Впрочем, как не избегнуть стен в Москве, сплошь каменной, так не сбежать было от бесовского наваждения, и обморочные мои виденья множились. Как только жабы сгинули, на месте них каменным гостем водворился Маяковский-памятник, провозгласил с гранита постамента, перекрикивая треск и шорох граммофонной записи двадцатых – голосом, слишком по-юношески тенористым для его громады-ненависти: «…Лягу, светлый, в одеждах из лени на мягкое ложе из настоящего навоза, и тихим, целующим шпал колени обнимет мне шею колесо паровоза…»; вторя ему, Анна Каренина на миг возникла для того только, чтобы шагнуть в просвет между товарными вагонами; мгновение, и: «Каррр!» – взвилось воронье полчище над станцией, откуда Вронский отправлялся голову сложить на фронте; затем вошел старик – взлохмаченный, полунагой: «Какой я мельник, говорят тебе, я ворон, а не мельник. Чудный случай: когда (ты помнишь?) бросилась она в реку…», лишь взгляд переведешь: «…вот мельница вприсядку пляшет, и крыльями трещит и машет; лай, хохот, пенье, свист и хлоп, людская молвь и конской топ! Но что подумала Татьяна, когда узнала меж гостей того, кто мил и страшен ей…»; «…хотя и представлял его иначе, едва шагнул в тень тополей, рябую от солнечных бликов, я в тот же миг узнал его – узнал, благодаря нежданной вспышке интуиции…»; «И мне не жаль тебя: ты холоден, бесчувственен, жесток. Ты заслужил все то, что с тобой было.

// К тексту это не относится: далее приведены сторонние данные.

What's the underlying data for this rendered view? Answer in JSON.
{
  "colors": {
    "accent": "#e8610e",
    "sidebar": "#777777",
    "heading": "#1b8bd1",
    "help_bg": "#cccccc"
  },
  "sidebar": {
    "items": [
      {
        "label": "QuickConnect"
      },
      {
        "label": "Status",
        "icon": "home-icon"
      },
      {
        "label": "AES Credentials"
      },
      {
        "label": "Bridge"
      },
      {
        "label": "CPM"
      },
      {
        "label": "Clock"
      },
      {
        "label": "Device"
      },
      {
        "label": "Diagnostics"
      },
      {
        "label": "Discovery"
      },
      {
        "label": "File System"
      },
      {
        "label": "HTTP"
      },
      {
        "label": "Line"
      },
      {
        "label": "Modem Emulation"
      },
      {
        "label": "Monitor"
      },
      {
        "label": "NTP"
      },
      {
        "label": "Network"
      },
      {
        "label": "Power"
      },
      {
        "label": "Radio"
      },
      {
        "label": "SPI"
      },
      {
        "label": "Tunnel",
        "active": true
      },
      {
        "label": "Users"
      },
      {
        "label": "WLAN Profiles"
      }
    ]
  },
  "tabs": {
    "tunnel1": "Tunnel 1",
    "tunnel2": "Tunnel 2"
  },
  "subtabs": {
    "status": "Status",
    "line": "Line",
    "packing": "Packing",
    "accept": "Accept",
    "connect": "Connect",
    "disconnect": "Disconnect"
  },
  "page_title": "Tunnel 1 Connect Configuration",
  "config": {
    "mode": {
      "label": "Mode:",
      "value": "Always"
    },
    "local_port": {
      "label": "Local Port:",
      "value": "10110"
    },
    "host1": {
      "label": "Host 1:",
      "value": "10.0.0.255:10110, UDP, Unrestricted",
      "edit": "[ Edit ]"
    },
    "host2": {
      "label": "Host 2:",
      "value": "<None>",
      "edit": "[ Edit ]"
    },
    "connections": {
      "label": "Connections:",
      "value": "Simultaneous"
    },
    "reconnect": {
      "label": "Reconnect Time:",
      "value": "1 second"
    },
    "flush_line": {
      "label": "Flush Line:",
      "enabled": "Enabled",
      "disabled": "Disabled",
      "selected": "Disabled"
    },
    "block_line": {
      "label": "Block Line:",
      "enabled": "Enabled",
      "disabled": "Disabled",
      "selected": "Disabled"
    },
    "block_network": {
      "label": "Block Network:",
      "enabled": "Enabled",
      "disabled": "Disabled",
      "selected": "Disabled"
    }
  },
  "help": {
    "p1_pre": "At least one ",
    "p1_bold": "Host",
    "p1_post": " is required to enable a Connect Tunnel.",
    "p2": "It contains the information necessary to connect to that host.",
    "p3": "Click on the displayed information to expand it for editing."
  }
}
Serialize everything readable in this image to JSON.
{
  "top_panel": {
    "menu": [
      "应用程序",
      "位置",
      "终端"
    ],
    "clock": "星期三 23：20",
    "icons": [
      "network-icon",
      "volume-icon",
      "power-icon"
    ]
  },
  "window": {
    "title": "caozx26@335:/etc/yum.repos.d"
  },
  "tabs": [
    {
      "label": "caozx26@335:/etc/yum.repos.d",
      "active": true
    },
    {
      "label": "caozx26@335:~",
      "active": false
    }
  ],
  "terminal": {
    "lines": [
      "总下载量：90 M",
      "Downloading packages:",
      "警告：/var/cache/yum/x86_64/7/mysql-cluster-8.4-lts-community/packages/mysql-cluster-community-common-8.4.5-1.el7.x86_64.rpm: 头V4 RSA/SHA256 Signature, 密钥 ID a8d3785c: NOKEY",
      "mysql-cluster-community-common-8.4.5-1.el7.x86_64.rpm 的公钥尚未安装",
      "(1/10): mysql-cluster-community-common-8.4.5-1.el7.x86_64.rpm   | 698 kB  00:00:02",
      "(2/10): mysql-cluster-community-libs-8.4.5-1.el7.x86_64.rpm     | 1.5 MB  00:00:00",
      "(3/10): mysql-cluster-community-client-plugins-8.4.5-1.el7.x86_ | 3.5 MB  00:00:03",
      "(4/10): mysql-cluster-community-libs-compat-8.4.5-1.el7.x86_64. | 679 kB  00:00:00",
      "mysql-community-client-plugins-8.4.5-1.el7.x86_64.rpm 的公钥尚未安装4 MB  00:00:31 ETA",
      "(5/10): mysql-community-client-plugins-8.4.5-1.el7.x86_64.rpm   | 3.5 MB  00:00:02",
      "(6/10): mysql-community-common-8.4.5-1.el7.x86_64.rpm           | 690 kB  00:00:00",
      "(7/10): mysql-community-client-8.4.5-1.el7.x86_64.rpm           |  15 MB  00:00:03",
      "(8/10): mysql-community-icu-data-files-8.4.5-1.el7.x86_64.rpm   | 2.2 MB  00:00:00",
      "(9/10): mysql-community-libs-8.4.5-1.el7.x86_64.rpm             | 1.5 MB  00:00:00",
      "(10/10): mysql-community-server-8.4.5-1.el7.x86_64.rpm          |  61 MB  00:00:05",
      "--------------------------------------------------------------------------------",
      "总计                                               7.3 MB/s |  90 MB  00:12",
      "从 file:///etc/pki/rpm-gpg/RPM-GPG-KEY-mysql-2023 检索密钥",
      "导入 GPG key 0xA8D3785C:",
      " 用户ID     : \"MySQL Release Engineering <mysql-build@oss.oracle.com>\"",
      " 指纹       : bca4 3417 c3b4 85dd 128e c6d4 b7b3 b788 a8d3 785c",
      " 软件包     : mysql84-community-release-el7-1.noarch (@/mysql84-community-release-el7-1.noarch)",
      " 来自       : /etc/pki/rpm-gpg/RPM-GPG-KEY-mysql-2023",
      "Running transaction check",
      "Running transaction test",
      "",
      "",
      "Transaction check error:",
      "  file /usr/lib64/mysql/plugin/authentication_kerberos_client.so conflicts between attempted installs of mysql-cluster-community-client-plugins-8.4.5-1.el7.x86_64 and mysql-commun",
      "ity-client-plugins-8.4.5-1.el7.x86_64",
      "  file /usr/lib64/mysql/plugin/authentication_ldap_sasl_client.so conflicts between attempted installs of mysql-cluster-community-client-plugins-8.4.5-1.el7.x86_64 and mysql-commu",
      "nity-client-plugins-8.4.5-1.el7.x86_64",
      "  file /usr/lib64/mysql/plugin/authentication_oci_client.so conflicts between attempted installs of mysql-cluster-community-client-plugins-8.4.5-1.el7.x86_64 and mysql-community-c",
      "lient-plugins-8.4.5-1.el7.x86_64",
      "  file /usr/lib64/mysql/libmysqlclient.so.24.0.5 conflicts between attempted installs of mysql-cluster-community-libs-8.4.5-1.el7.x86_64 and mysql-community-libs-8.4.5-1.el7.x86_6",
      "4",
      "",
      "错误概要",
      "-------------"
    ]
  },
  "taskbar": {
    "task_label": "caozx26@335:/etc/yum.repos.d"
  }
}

И все то, что будет», – сказала, помню, на прощанье мне возлюбленная Анна, пусть и не дочь византийского императора, но царственная в своем презрении ко мне; да на кого ж меня сменила? на того, кто оказался хладнокровней камня, кто был иль не был мне отцом – бог весть… Но тотчас Анна обернулась ведьмой с Ленинградского, склонилась к уху, щекоча листвой венка, шепнула: «Сердце ледяное у тебя, кровь рыбья – яблочко от яблони и плоть от плоти. А чего хотел? В мишень московской паутины угодил, в десятку, милый…»
– Ты к праотцам хотел?! – услышал над собой и следом еще три абзаца не прошедшего цензуру, когда трамвай, обдав горячим воздухом от фар, остановился, фыркнув, ткнулся в меня плоской мордой.
На морде этой между фар, повыше бампера, был нарисован профиль юной комсомолки, смотрел на меня одноглазо, с укоризной. А из окна кабины изрыгала брань другая женщина – короткотелая, в жилетке, до икоты абрикосовой. Видение короновали апокалипсические буквы «Аннушка. Трактир», тавром горевшие на узком лбу трамвая. Попавший из одной чудовищной фантасмагории в другую, я не успел еще опомниться, а уж напротив тормознул патруль УВО, квакнул сиреной, и, недолго думая, я прыгнул на трамваеву подножку, застучал ладонью в двери:
– Открывай!
Хоть и бранилась, а впустила вагоновожатая, и я чуть было не прикрикнул на нее: «Гони!», но и без окрика трамвай, коротко тренькнув, покатил, свернул, кренясь на повороте, унося меня из чертовой мясницкой мясорубки.